Muchos fiscales y jueces de extinción de dominio pretenden que los particulares descubran información, generalmente clandestina, relativa al pasado escabroso de un bien, una sociedad o una persona vinculada en una cadena de títulos. O incluso han ido más allá: piden que se sepa por un socio calavera o las andanzas de un pariente lejano, cuando ni siquiera los registros oficiales ofrecen esa información.

Es frecuente, por no decir siempre, que consultas sobre requerimientos judiciales o investigaciones abiertas en contra de esas personas o bienes, fracasen en la Fiscalía con el sermón de la confidencialidad. Sin embargo, la misma entidad suele enrostrarle a quien ha consultado no haber sabido del oscuro pasado de esas personas o bienes; o no haber hecho lo suficiente para descubrirlo.

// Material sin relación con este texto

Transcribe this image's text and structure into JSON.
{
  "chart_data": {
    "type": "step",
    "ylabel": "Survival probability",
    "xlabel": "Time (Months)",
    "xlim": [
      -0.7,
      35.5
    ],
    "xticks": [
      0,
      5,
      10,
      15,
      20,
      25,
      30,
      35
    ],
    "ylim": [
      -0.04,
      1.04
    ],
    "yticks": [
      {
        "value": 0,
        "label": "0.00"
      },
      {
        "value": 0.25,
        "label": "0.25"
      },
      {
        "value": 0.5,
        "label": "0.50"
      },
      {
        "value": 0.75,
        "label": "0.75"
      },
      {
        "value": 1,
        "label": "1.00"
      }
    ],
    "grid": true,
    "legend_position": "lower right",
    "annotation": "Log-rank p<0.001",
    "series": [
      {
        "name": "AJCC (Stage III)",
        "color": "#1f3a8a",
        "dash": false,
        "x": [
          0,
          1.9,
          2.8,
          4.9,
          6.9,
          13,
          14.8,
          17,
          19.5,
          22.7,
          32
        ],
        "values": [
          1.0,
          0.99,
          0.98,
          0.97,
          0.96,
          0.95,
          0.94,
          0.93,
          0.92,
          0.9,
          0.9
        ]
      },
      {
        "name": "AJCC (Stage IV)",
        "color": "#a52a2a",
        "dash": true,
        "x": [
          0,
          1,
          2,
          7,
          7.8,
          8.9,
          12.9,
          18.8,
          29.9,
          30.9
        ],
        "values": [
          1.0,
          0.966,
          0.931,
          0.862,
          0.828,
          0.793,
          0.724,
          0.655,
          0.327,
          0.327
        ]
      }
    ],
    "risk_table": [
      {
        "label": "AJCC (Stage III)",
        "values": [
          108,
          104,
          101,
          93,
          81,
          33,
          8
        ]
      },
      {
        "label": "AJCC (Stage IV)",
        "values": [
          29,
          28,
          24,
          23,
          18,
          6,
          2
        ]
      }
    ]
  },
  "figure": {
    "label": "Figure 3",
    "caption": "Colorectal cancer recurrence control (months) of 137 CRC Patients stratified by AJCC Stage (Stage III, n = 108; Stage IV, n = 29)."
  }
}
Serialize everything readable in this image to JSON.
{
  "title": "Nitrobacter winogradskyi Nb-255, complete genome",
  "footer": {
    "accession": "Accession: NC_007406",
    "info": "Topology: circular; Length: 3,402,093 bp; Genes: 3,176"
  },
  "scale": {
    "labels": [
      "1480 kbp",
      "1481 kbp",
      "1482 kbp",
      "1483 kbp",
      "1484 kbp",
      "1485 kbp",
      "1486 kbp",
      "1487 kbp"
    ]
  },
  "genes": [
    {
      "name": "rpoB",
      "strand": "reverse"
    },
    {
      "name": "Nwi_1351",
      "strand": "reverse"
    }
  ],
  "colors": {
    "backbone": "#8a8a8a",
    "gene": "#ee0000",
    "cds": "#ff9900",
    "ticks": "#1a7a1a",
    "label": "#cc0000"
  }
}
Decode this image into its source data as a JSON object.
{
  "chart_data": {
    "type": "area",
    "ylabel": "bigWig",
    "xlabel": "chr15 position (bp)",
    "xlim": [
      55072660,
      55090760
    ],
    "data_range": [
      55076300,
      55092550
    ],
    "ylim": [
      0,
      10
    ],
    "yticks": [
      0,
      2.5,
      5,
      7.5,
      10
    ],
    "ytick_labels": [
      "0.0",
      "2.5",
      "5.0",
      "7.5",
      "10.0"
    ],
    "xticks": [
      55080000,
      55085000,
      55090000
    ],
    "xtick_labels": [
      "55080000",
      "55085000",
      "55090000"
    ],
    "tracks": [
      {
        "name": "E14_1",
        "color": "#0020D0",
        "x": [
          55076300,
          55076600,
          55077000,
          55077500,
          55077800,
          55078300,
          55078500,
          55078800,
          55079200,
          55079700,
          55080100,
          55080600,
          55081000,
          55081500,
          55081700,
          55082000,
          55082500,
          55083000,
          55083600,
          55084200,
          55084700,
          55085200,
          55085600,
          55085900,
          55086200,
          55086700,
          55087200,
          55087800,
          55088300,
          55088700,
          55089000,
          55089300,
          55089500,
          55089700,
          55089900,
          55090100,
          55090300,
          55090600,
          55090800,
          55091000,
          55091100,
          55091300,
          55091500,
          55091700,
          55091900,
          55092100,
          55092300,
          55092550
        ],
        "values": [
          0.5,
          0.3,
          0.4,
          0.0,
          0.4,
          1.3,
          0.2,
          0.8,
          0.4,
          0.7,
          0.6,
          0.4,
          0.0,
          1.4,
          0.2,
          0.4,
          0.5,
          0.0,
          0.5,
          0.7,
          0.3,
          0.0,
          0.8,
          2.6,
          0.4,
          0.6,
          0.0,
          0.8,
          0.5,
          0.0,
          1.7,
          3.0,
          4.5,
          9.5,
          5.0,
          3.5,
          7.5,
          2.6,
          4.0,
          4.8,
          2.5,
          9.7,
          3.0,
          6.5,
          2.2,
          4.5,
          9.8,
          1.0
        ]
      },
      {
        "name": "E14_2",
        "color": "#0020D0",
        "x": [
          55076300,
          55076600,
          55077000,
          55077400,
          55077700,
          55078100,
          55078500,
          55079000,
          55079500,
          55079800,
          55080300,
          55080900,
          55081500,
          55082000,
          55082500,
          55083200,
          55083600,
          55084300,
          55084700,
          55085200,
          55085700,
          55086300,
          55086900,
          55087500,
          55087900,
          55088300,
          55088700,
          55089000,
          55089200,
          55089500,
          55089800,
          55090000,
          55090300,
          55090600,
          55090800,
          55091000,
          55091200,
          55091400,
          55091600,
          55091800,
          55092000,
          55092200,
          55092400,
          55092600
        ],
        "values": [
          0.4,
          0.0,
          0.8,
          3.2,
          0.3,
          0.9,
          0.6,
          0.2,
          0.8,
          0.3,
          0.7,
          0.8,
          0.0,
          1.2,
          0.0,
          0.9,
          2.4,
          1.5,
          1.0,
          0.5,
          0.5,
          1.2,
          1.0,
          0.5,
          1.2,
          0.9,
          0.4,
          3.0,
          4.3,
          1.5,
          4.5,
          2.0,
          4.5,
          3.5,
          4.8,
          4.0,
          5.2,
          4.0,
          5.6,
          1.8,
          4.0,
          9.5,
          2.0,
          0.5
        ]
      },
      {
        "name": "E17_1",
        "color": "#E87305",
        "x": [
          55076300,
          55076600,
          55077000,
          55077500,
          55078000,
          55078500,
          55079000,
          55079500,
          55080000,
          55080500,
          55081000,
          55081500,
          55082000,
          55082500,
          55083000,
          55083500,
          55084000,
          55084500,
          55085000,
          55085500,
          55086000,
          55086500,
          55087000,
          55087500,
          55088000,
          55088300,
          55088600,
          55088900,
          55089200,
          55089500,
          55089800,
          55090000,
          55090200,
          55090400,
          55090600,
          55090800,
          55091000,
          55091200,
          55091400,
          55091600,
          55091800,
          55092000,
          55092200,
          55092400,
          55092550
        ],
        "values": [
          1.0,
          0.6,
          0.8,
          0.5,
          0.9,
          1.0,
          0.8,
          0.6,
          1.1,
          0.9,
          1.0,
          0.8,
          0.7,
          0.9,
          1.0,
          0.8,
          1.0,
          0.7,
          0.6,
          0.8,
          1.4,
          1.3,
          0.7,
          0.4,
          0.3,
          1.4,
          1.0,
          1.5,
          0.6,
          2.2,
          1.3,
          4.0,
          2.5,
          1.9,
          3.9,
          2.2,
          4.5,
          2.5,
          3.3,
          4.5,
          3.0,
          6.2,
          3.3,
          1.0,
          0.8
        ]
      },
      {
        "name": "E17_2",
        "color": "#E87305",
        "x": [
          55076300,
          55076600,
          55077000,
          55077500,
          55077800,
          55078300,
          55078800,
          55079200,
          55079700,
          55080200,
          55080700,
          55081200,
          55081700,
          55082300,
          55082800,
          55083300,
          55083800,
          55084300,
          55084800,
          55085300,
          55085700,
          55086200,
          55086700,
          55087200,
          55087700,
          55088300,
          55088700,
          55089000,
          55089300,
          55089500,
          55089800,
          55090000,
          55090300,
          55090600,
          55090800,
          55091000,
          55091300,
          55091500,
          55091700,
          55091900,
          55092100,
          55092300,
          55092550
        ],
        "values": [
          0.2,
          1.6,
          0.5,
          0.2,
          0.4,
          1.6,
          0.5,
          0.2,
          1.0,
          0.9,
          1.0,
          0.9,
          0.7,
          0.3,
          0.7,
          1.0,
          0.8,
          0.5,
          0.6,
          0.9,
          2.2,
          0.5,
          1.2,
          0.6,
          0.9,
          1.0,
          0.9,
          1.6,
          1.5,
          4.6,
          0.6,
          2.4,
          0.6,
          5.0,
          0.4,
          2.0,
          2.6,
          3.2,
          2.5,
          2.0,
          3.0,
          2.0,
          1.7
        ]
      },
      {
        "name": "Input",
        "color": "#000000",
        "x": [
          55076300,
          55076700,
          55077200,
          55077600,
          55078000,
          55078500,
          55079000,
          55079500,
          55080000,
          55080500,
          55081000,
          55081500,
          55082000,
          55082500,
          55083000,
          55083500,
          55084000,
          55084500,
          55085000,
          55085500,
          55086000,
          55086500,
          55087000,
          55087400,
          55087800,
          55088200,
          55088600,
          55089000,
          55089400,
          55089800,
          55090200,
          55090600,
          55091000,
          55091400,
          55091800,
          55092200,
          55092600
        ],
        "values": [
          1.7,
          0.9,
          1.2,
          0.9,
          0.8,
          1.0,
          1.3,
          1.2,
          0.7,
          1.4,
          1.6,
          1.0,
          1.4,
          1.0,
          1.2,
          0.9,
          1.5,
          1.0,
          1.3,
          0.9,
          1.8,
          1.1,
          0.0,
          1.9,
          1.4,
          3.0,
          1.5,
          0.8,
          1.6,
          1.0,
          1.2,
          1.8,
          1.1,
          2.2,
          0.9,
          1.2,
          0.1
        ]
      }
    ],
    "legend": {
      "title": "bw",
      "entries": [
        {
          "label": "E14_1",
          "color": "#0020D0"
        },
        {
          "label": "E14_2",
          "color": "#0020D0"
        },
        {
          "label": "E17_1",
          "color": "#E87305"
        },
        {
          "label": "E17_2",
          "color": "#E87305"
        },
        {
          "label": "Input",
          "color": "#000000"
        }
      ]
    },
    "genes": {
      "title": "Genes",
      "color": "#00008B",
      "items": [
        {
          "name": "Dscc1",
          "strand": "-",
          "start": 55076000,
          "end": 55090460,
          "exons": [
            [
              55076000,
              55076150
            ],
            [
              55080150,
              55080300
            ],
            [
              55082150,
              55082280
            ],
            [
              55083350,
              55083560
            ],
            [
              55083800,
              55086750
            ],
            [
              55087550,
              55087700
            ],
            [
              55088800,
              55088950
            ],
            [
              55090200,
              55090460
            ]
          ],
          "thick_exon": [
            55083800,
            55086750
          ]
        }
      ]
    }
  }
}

Tal parece que el precedente que sienta esta sentencia puede representar el fin de un absurdo coctel de errores de técnica legislativa, de política criminal y de hermenéutica que existe desde hace casi 20 años que tiene la ley en sus distintas versiones. La ratio suena elemental pero es toda una conquista de los derechos a los terceros de buena fe. Ya es hora de un postulado así de categórico frente a esta norma, pero faltan más.

Bonus: aplausos para el lanzamiento del Capítulo ‘Colombia’ de la World Compliance Association. Sobria organización que parece más comprometida con fomentar la ética corporativa que con vender afiliaciones, como otras que ya han asomado por estas latitudes.